Ne yapsam seninkiler gibi olmadı, ne düzen, ne de nizam.
Anne eli değmesinin fiziksel temastan çok daha öte bir şey olduğunu zamanla
anladım, o ellerin değdiği her yerde neden çiçekler açtığını hiç sorgulamadım.
Çünkü “Anne” olmanın lütfuna ve anneliğin zaman, mekan, hatta kan bağı
kavramlarından uzak olduğuna inandım. Bu lütfun ne olduğunu da; bir hastane
odasında gördüğüm, karnında değil, yüreğinde büyüttüğü bir canın başında
günlerce sabaha kadar gözünü kırpmadan bekleyen bir anne ile anladım.
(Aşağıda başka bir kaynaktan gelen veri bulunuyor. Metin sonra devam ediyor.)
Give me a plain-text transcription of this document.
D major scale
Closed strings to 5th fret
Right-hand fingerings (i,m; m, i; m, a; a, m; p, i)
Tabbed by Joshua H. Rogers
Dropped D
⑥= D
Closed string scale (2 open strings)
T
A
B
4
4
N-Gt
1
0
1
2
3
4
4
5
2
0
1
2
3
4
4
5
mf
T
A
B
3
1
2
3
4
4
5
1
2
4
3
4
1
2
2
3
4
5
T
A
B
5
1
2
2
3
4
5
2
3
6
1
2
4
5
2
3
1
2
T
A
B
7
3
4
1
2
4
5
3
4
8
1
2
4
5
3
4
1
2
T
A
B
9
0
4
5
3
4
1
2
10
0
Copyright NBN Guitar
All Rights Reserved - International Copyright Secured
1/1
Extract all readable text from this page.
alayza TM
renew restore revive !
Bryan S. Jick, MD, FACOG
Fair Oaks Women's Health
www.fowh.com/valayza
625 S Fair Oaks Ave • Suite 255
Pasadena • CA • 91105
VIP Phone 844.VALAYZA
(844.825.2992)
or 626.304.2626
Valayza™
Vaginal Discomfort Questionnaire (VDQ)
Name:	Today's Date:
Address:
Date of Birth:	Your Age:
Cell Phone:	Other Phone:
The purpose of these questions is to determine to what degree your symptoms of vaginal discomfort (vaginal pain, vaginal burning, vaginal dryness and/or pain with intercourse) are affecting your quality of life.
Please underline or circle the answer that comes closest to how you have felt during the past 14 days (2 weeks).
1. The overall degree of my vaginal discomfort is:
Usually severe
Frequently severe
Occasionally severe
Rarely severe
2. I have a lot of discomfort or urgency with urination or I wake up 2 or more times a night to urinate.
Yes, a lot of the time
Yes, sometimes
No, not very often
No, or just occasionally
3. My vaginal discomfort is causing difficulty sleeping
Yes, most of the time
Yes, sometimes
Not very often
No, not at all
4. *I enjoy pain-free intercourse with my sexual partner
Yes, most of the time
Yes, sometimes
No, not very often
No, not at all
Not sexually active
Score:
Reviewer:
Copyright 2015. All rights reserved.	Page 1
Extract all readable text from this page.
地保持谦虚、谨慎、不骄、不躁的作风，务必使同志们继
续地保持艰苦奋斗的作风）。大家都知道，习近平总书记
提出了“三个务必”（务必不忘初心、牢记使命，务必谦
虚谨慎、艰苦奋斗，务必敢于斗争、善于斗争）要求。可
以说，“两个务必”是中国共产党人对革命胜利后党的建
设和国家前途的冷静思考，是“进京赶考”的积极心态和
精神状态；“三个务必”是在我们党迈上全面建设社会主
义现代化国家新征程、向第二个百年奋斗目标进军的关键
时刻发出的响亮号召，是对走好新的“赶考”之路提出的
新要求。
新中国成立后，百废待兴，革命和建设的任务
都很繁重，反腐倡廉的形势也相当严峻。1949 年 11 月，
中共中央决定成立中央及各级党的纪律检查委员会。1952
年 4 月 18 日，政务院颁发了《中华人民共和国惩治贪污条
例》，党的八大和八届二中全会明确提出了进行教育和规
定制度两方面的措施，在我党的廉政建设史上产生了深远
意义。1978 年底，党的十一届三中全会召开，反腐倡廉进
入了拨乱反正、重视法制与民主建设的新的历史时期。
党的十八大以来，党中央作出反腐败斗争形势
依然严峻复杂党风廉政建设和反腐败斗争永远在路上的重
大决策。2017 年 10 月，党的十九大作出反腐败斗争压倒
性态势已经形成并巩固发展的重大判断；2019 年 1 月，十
Karnında ya da değil ama yaşam boyu yüreğinde evlat büyüten
tüm annelerin, annelik yapan babaların, anne gibi seven ya da anne gibi büyüten
kardeş, hala, teyze, babaanne, anneanne ve dedelerin, anne olmayan ya da
olamayan ama bir cana annelik yapanların, hayatta olan ya da olmayan tüm
annelerin, anne yüreklilerin ve canım annemin “Anneler Günü” kutlu olsun. İyi
ki benim annem oldun, iyi ki yüreğinde yer buldum. Varlığına teşekkür, Allah’a
sonsuz şükür…
Bu vesile ile başta annem olmak üzere, yanımızda olan tüm
annelere sağlık ve huzur dolu uzun bir ömür, kaybedilen tüm annelere de rahmet
duasıyla.
Annelik, bu dünya ile sınırlı değil. Kaybedilmiş olsa da,
sesi duyulamasa da, sarılmak için bir beden bulunamasa da, duyulan özlemin tarifi
olmasa da, özel günlerde oluşan boşluk hissi yüreği sızlatsa da, annelikten hiç
bir durum alıkoyabilir mi bir anneyi, ölüm bile olsa?
İyi ki varsınız, iyi ki vardınız..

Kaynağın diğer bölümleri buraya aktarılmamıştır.